O Mondego, o Alva e o Zêzere, nascidos da mesma mãe, os três amigos viviam tranquilos e alegres. Uma Tarde, já quase de noite, envolveu-se em azeda conversa e lançaram desafios para romperem as prisões que os detinham e lançarem-se em corrida vertiginosa serra abaixo cujo objetivo seria o mar.

O Mondego, astuto, forte e madrugador, levantou-se cedo e começou a correr devagar para não fazer barulho e levantar suspeitas, desde as vizinhanças da Guarda, por Celorico, Gouveia, Manteigas, Canas de Senhorim e dirigiu-se depois de ter robustecido com a ajuda dos colegas que vieram cumprimentá-lo à “Raiva” na direção de Coimbra depois de ter atravessado as Beiras.

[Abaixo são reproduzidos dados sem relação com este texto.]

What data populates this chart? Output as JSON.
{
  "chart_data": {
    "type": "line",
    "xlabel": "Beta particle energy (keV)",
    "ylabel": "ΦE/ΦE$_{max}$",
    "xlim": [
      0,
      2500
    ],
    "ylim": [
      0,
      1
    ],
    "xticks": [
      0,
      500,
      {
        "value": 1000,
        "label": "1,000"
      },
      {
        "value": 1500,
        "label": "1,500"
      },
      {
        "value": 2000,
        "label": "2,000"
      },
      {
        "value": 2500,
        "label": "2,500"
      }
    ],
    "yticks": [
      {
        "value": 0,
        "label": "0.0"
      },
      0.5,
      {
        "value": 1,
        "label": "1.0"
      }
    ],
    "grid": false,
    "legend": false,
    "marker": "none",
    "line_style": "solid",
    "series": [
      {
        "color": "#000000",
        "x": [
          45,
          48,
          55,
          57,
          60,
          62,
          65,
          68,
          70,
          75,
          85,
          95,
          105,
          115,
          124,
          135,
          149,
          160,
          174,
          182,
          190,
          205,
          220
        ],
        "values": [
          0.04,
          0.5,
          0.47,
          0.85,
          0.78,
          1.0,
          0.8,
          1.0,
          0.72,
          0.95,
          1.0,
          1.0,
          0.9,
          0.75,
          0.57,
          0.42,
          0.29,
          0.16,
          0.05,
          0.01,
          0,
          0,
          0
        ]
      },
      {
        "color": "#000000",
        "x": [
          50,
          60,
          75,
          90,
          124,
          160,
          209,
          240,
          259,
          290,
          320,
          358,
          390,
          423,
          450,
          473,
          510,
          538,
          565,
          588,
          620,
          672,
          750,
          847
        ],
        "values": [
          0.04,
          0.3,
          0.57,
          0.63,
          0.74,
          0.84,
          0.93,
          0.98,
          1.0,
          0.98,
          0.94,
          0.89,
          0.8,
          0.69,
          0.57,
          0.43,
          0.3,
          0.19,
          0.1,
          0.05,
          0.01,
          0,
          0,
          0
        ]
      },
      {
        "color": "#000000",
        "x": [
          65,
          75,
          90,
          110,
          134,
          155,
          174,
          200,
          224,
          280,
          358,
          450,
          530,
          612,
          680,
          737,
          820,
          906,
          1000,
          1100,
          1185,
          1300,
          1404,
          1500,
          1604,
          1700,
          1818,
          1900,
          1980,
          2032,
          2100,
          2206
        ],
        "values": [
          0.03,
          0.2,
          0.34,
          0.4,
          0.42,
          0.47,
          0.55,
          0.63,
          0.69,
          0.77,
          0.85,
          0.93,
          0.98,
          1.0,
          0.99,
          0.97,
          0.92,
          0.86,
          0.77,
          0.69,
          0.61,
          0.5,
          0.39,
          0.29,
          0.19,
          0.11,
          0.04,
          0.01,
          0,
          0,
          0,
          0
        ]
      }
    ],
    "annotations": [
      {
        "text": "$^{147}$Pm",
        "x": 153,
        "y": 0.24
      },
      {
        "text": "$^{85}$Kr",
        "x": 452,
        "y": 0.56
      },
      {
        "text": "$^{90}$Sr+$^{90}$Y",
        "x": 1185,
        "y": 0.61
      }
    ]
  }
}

O Zêzere que também estava alerta, moveu-se ao mesmo tempo que o Mondego, foi em direção a Manteigas pelo vale abaixo, passou pelos terrenos da Guarda, correu para o Fundão, desnorteou obliquando para Pedrogão Grande, depois de ter cruzado três províncias e já cansado de caminhar 40 léguas abraçou-se ao Tejo em Constância para poder chegar ao mar.

O Alva dorminhoco e poeta, demorou-se contemplando as estrelas, mais do que era prudente, adormeceu confiando no seu génio. Quando despertou estremunhado, em sobressalto, avistou os colegas a correr já quase a perder de vista. O Alva atirou consigo de roldão pelos campos fora, rasgou furiosamente montanhas e rochedos, galgou despenhadeiros, bradou vingança temerosa, rugiu, e quando julgou que estava a dois passos do triunfo foi esbarrar no seu principal antagonista o Mondego que lá ia, há várias horas, pelos campos de Coimbra. O Alva atirou-se ao adversário a ver se o lançava fora do seu leito, espumou de “raiva”, mas o outro que deslizava sereno e forte riu-se e engoliu-o de um trago. Chama-se raiva a este local onde o Alva desagua no Mondego em memória à sua atitude. (versão resumida).